Studio album by Dave Burrell
- Released: March 9, 2005
- Genre: Jazz
- Label: Splasc
- Producer: Peppo Spagnoli

Dave Burrell chronology
| Expansion (2004) | Margy Pargy (2005) | Consequences (2006) |

= Margy Pargy =

Margy Pargy is a studio album released by jazz pianist Dave Burrell. It was released on March 9, 2005, by Splasc Records. It is a solo album and, in contrast, a week later the album After Love was released, which featured collaborations with such jazz greats as Roscoe Mitchell, Don Moye (both from the Art Ensemble of Chicago) and Ron Miller.

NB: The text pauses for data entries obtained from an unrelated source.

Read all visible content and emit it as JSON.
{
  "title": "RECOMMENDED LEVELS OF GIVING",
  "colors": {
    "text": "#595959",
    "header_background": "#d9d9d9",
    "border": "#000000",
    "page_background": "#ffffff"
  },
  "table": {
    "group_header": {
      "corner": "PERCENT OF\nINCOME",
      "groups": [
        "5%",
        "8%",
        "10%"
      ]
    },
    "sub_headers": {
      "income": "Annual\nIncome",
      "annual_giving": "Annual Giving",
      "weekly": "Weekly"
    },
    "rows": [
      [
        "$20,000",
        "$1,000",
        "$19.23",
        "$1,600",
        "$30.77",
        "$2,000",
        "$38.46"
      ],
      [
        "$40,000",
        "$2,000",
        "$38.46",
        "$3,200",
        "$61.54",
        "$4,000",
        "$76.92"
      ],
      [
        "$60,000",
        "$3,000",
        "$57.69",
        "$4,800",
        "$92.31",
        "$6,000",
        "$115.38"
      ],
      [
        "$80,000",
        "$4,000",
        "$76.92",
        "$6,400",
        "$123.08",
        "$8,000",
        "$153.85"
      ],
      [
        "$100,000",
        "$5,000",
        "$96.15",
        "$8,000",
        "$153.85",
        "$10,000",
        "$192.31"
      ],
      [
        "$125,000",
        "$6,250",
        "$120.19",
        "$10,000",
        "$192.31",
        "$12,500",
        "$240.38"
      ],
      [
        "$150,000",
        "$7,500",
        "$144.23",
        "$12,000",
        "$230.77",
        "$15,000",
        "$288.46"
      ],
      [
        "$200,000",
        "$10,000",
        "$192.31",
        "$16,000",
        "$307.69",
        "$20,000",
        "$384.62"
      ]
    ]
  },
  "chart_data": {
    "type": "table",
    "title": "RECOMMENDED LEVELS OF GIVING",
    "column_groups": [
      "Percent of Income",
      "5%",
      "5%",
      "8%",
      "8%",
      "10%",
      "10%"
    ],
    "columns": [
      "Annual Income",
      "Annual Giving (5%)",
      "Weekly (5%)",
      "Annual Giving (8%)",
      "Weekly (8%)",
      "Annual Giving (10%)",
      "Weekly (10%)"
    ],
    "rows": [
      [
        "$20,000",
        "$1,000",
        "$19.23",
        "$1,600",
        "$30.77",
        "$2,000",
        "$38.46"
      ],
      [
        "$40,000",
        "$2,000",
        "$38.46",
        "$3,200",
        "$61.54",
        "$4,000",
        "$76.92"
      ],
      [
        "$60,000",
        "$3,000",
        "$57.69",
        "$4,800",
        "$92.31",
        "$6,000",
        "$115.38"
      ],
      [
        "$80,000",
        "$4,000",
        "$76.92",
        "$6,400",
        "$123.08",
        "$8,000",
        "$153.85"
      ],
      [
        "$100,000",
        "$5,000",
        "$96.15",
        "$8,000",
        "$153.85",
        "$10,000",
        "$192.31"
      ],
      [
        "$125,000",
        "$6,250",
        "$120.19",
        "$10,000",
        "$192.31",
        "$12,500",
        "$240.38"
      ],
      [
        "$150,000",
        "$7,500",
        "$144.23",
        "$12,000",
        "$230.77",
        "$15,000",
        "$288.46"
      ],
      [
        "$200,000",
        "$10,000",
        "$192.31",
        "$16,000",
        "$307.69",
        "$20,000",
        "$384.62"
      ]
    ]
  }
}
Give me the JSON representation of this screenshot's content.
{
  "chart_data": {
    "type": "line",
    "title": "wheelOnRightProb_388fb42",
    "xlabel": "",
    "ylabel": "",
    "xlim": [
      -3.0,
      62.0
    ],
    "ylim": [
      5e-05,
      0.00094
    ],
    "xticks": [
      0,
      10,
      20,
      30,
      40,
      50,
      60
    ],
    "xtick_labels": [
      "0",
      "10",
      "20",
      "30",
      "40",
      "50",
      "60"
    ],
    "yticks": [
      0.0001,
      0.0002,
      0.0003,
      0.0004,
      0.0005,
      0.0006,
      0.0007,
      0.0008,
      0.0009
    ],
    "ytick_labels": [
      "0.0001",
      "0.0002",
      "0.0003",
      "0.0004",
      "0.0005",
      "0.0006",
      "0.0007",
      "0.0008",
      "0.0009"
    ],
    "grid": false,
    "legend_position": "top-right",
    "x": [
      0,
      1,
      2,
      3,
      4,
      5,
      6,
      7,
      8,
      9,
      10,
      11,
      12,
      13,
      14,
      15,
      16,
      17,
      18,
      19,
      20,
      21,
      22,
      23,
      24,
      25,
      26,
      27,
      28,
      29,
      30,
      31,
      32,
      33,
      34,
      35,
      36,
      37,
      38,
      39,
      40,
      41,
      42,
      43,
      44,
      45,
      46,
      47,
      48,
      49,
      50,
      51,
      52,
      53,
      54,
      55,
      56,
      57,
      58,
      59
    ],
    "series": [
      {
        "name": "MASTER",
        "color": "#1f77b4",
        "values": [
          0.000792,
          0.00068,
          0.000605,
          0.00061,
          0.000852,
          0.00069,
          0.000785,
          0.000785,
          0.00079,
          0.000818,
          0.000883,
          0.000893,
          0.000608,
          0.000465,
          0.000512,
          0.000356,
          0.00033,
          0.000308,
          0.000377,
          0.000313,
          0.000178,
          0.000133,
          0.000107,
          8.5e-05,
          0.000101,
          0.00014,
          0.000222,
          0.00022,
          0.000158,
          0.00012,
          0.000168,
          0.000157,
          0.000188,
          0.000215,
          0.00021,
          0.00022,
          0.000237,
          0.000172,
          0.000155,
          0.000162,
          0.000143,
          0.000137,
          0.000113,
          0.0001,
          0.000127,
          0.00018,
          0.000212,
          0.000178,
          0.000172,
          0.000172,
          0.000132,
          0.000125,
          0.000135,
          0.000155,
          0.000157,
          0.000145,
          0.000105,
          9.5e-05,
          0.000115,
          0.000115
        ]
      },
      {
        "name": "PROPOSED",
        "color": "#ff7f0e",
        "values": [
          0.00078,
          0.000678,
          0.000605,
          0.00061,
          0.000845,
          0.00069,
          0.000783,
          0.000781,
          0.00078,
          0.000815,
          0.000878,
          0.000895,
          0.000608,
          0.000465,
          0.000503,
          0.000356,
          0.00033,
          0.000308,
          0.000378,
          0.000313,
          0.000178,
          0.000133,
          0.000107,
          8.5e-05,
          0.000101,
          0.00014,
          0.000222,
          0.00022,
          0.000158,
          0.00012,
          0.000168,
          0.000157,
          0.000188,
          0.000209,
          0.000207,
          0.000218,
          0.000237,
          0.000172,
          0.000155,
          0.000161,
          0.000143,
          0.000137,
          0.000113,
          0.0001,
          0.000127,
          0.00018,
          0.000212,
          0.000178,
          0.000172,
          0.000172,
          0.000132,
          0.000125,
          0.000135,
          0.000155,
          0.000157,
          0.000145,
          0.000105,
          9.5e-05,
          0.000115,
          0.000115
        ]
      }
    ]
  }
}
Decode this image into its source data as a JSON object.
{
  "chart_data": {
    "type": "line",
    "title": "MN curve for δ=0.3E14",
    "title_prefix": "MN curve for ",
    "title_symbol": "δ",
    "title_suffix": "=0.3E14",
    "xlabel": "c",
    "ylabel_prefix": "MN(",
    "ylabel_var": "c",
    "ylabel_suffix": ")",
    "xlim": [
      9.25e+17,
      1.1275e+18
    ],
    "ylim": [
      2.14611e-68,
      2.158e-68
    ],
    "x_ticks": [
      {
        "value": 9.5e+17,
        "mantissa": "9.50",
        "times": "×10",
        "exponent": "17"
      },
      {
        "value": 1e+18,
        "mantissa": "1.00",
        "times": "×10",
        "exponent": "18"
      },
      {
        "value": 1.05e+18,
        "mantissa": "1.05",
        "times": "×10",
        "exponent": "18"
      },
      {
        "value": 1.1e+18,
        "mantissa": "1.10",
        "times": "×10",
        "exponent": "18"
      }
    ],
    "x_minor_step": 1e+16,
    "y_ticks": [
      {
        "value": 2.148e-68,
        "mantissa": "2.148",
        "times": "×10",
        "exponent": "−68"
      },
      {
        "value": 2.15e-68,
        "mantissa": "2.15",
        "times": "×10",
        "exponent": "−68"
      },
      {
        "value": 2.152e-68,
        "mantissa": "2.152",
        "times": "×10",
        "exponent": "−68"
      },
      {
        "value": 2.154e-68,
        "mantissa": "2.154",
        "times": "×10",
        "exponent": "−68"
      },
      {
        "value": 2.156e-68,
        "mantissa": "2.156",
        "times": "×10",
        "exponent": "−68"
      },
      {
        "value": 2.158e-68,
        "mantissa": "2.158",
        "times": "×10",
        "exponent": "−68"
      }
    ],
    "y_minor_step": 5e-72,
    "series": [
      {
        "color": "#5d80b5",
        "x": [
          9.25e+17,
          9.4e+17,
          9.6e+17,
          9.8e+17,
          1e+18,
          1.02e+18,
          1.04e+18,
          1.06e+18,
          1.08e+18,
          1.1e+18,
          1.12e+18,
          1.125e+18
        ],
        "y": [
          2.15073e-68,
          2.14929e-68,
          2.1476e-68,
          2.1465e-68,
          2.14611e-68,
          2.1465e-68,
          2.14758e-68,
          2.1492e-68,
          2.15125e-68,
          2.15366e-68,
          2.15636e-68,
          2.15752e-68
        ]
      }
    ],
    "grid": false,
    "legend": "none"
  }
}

The Penguin Guide to Jazz described it as "A quality solo set [...] The best things are standards, including a long, troublous 'Lush Life'."

Professional ratings
Review scores
| Source | Rating |
| The Penguin Guide to Jazz Recordings | Star |

== Track listing ==
1. "I Only Have Eyes for You" (Warren) — 6:28
2. "Expansion" (Burrell) — 8:00
3. "DB Blues" (Burrell) — 5:49
4. "Prelude to Crucifado" (Burrell) — 2:27
5. "Crucifado" (Burrell) — 4:58
6. "Margy Pargy" (Burrell) — 6:52
7. "Lush Life" (Strayhorn) — 9:00
8. "My Foolish Heart" (Young) — 4:15
9. "So in Love" (Porter) — 3:43

== Personnel ==
- Dave Burrell – piano
- Pete Kercher, Giacomo Pellicciotti – liner notes
- Luigi Naro – graphic design
- Luciano Rossetti – photography, cover photo
- Peppo Spagnoli – producer
- Giuseppe Emmanuele – engineer

== Reception ==
Allaboutjazz.com reviewer Rex Butters comments that Burrell "reaches effortlessly through time to retrieve all flavors of the blues" to create an album that is "boasting reverent roots as well as forward vision."